While a sense of group pride can be positive, it's crucial to balance this with an appreciation for diversity and recognition of shared humanity. Fostering intercultural understanding and emphasizing common goals can help mitigate the destructive aspects of tribal narcissism while harnessing its potential for positive collective action.

9. Malignant narcissism combines grandiosity with sadistic tendencies

"Malignant narcissism is the bad boy end of the spectrum," says psychologist Mark Lenzenweger of the State University of New York at Binghamton. "It's heavily infused with paranoia, aggression and a callous disregard for harming others."

The darkest form of self-love. Malignant narcissism represents the most severe and potentially dangerous manifestation of narcissistic personality disorder. It combines grandiosity and need for admiration with antisocial behaviors, aggression, and sadistic tendencies.

Characteristics of malignant narcissism:

  • Extreme self-absorption and grandiosity
  • Lack of empathy or remorse
  • Paranoid thinking and conspiracy theories
  • Sadistic enjoyment of others' suffering
  • Willingness to exploit or harm others for personal gain

Malignant narcissists are often found in positions of power, where their manipulative skills and lack of moral constraints allow them to achieve dominance. Recognizing the signs of malignant narcissism is crucial for protecting oneself and others from potential harm.

10. Understanding narcissism is crucial for navigating relationships and society

"It's probably best for all of us to get used to narcissism and practice the art of dealing with it—recognizing the narcissistic lover before we become too entangled, the narcissistic boss before we take the job, the narcissistic politicians before we elect them to high office."

A toolkit for the narcissistic age. As narcissistic traits become increasingly prevalent in society, developing strategies for recognizing and managing interactions with narcissistic individuals is essential. This knowledge can help protect against manipulation and abuse while fostering healthier relationships and social structures.

Key skills for navigating narcissism:

  • Recognizing narcissistic behaviors and patterns
  • Setting and maintaining firm boundaries
  • Developing a strong sense of self-worth
  • Cultivating empathy and emotional intelligence
  • Understanding the root causes of narcissistic behavior
  • Knowing when to disengage from toxic relationships

By increasing awareness of narcissistic dynamics, individuals can make more informed choices about their personal and professional relationships. On a societal level, recognizing the dangers of unchecked narcissism can lead to better leadership selection and more compassionate social policies.

Last updated:

Review Summary

3.11 out of 5
Average of 1k+ ratings from Goodreads and Amazon.

The Narcissist Next Door receives mixed reviews, with readers criticizing Kluger's broad application of narcissism and reliance on celebrity examples. Some find it entertaining and insightful, while others consider it shallow and potentially dangerous.

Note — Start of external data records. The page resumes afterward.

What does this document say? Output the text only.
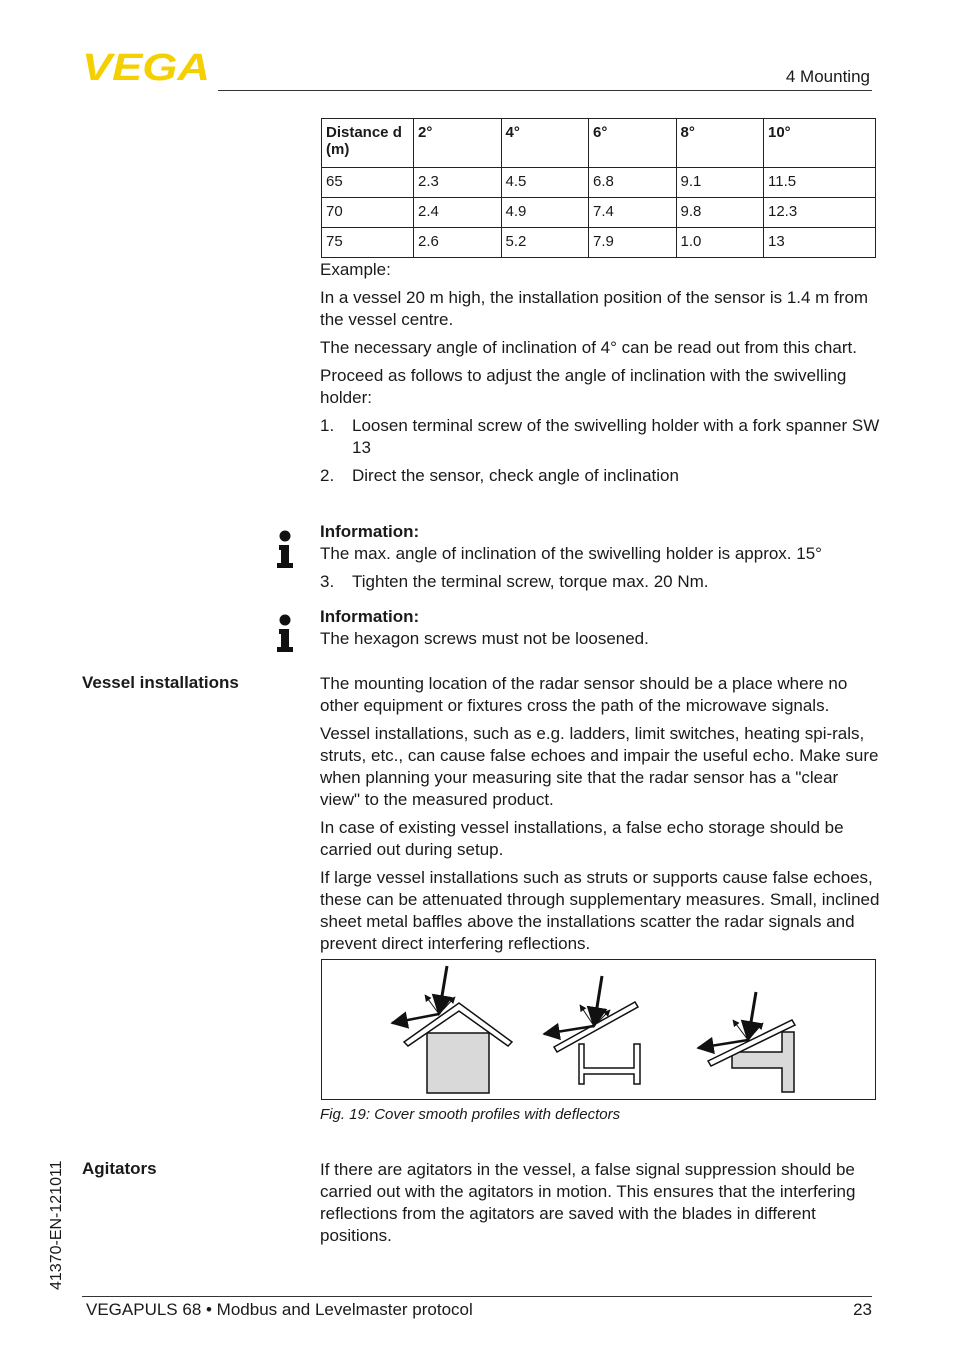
VEGA	4 Mounting
Distance d (m)	2°	4°	6°	8°	10°
65	2.3	4.5	6.8	9.1	11.5
70	2.4	4.9	7.4	9.8	12.3
75	2.6	5.2	7.9	1.0	13

Example:

In a vessel 20 m high, the installation position of the sensor is 1.4 m from the vessel centre.

The necessary angle of inclination of 4° can be read out from this chart.

Proceed as follows to adjust the angle of inclination with the swivelling holder:

1.	Loosen terminal screw of the swivelling holder with a fork spanner SW 13
2.	Direct the sensor, check angle of inclination
Information:

The max. angle of inclination of the swivelling holder is approx. 15°

3.	Tighten the terminal screw, torque max. 20 Nm.
Information:

The hexagon screws must not be loosened.

Vessel installations	The mounting location of the radar sensor should be a place where no other equipment or fixtures cross the path of the microwave signals.

Vessel installations, such as e.g. ladders, limit switches, heating spi-rals, struts, etc., can cause false echoes and impair the useful echo. Make sure when planning your measuring site that the radar sensor has a "clear view" to the measured product.

In case of existing vessel installations, a false echo storage should be carried out during setup.

If large vessel installations such as struts or supports cause false echoes, these can be attenuated through supplementary measures. Small, inclined sheet metal baffles above the installations scatter the radar signals and prevent direct interfering reflections.

Fig. 19: Cover smooth profiles with deflectors
Agitators	If there are agitators in the vessel, a false signal suppression should be carried out with the agitators in motion. This ensures that the interfering reflections from the agitators are saved with the blades in different positions.

41370-EN-121011
VEGAPULS 68 • Modbus and Levelmaster protocol	23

Reviewers note the book's lack of practical advice for dealing with narcissists in daily life. Many express disappointment in the mismatch between the book's title and content, feeling it doesn't adequately address "understanding the monster" as promised. The author's writing style and personal anecdotes receive both praise and criticism.

Your rating:

About the Author

Jeffrey Kluger is an accomplished author and journalist, serving as editor at large for Time magazine. He has written or co-written twelve books, including Apollo 13 and Apollo 8, as well as two young adult novels. Kluger's work for Time spans over forty cover stories on diverse topics such as space, human behavior, climate, and medicine. His contributions to Time's web series A Year in Space earned him an Emmy award. Kluger's expertise in space-related topics led to his involvement as a consultant for the film Apollo 13, starring Tom Hanks. His writing career demonstrates a wide range of interests and a talent for communicating complex subjects to a broad audience.